Yargıtay Başkanı İsmail Rüştü Cirit, Ankara Barosu tarafından bu yıl dokuzuncusu düzenlenen Uluslararası Hukuk Kurultayı'na katıldı. Programda bir konuşma yapan Cirit, yargı sisteminde sorunlara değindi.
"YARGITAY'DAKİ İŞ YÜKÜNÜN AZALMASI MÜMKÜN OLMAYACAKTIR"
2014 yılı içerinde hukuk dairelerindeki onama oranının yüzde 98, ceza dairelerinde ise yüzde 42 olduğu bilgisini veren Cirit, "Bu oranların dışında kalan başta bozma kararları olmak üzere diğer kararların çok olması yanlış kararlar, hatalı işlemler, iş süreçlerindeki kopukluklar ile takip edilen denetim sisteminde yetersizlikler gibi yerel mahkemelerden kaynaklanan sorunların çığ gibi büyüyüp Yargıtay'a taşındığı gözlenmektedir. Bu şekilde devam ettiğimiz sürece Yargıtay'daki iş yükünün azalması mümkün olmayacaktır. Ortalama yargılama süresini artıran, vatandaşların adalete zamanında erişimini engelleyen bu sorunun yargıya olan güveni de zayıflatacağı açıktır. Hukuk eğitimi ve kalite yönetimi gibi zorunlu alanları göremezlikten gelerek adalet sistemindeki sorunları halledilemeyeceğini çok iyi anlamamız gerekir." diye konuştu.

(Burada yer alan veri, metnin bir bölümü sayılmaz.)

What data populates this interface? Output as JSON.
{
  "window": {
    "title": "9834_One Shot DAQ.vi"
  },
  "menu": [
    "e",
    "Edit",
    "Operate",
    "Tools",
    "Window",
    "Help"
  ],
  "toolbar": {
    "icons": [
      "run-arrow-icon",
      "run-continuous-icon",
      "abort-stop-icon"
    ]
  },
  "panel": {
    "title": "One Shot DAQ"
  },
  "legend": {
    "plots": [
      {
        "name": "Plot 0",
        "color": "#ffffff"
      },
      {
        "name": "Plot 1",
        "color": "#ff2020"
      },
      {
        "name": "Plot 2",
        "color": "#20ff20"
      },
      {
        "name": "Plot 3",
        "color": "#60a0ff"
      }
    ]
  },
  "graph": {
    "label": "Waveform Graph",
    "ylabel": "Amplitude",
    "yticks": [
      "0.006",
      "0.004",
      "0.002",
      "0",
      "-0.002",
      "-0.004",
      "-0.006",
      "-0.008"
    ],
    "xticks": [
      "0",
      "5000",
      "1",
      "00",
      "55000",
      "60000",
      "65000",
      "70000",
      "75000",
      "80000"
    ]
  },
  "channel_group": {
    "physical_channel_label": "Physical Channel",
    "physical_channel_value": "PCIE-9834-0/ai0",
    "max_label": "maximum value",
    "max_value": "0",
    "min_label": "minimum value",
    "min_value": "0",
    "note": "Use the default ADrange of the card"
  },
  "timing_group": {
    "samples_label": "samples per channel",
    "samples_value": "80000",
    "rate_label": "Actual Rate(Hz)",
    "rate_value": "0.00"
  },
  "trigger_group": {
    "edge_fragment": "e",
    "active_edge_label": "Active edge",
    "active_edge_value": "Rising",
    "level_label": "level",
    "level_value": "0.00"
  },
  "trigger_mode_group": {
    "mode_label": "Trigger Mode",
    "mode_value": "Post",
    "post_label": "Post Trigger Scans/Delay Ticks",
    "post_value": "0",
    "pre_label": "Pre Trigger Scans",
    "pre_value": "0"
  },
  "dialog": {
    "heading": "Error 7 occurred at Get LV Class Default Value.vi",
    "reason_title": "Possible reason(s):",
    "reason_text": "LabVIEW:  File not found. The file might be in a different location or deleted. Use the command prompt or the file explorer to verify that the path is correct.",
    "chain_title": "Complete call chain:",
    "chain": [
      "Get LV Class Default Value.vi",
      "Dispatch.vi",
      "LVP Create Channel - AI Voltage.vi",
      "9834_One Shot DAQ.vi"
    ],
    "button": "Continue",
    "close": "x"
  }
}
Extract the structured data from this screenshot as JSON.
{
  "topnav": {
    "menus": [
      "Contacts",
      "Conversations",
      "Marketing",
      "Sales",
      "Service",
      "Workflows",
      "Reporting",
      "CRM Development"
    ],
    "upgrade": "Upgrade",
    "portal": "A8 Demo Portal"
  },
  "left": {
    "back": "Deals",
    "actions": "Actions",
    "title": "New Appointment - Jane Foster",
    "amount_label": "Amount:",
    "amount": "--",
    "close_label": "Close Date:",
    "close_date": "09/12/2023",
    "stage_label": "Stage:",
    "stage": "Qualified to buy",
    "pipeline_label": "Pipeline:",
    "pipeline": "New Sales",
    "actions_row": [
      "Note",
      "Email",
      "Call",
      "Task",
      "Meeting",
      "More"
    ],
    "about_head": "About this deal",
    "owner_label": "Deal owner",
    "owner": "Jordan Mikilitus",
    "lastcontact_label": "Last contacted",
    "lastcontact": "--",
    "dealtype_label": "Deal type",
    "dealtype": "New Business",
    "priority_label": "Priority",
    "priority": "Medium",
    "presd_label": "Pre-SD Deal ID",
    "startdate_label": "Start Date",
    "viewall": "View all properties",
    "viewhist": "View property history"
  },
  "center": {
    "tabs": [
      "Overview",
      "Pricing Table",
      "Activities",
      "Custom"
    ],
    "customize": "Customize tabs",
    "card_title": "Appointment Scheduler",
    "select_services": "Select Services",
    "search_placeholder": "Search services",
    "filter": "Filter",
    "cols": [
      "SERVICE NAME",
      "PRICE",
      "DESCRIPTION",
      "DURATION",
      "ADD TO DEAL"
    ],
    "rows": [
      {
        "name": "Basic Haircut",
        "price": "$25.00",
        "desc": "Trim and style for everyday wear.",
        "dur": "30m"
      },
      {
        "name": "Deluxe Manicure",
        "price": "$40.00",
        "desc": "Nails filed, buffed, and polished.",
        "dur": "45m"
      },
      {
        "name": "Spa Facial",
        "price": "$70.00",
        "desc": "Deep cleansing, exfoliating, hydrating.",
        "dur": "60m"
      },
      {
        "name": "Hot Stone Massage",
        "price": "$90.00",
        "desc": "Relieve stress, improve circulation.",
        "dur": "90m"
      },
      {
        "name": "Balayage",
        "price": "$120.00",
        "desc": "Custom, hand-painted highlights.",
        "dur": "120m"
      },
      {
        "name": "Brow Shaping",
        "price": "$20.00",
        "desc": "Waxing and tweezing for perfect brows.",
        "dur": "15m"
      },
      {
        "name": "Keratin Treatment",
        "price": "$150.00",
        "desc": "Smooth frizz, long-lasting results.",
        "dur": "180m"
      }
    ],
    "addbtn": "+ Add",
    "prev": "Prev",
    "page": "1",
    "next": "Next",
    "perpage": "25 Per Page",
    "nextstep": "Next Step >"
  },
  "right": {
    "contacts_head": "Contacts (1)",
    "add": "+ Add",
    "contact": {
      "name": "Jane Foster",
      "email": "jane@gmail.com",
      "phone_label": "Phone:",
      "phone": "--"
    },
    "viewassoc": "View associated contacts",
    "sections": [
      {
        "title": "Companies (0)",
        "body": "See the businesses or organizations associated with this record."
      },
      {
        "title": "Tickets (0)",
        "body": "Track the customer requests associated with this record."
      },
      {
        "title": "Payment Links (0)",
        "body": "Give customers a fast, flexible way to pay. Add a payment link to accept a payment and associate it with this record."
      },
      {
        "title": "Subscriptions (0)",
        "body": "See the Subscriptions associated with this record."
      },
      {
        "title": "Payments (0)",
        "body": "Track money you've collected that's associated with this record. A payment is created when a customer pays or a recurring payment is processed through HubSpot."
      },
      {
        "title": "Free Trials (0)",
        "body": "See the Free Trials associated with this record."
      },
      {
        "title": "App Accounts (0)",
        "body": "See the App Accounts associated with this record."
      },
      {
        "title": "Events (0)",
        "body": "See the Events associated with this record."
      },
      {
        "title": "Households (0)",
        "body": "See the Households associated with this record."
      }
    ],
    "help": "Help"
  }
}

"İFADE ÖZGÜLÜĞÜ İÇİN UYGUN BİR ORTAM YARATILMASI TOPLUMUN VE DEVLETİN GELECEĞİ AÇISINDAN YAŞAMSAL BİR ÖNEME SAHİPTİR"
Yargıtay Başkanı, sözlerini şöyle tamamladı: "İfade özgürlüğü sadece insan hakları kataloğunda yer alan bir temel hak değil, bir toplumun zekayı anlama gücüdür. Avukatın bağımsızlığı ve savunma dokunulmazlığı tartışılırken konunun bu yönün de ihmal edilmemesi gerektiğini düşünüyorum. Belirttiğim öneminde dolayı ifade özgülüğü için uygun bir ortam yaratılması toplumun ve devletin geleceği açısından yaşamsal bir öneme sahiptir. Bunun için düşünce özgürlüğü ve insan sevgisi merkez kabul edilmelidir. Anadolu insani, insan sevgisini ve özgür düşünceyi beleyecek tarihsel ve köklü bir mirasa sahiptir."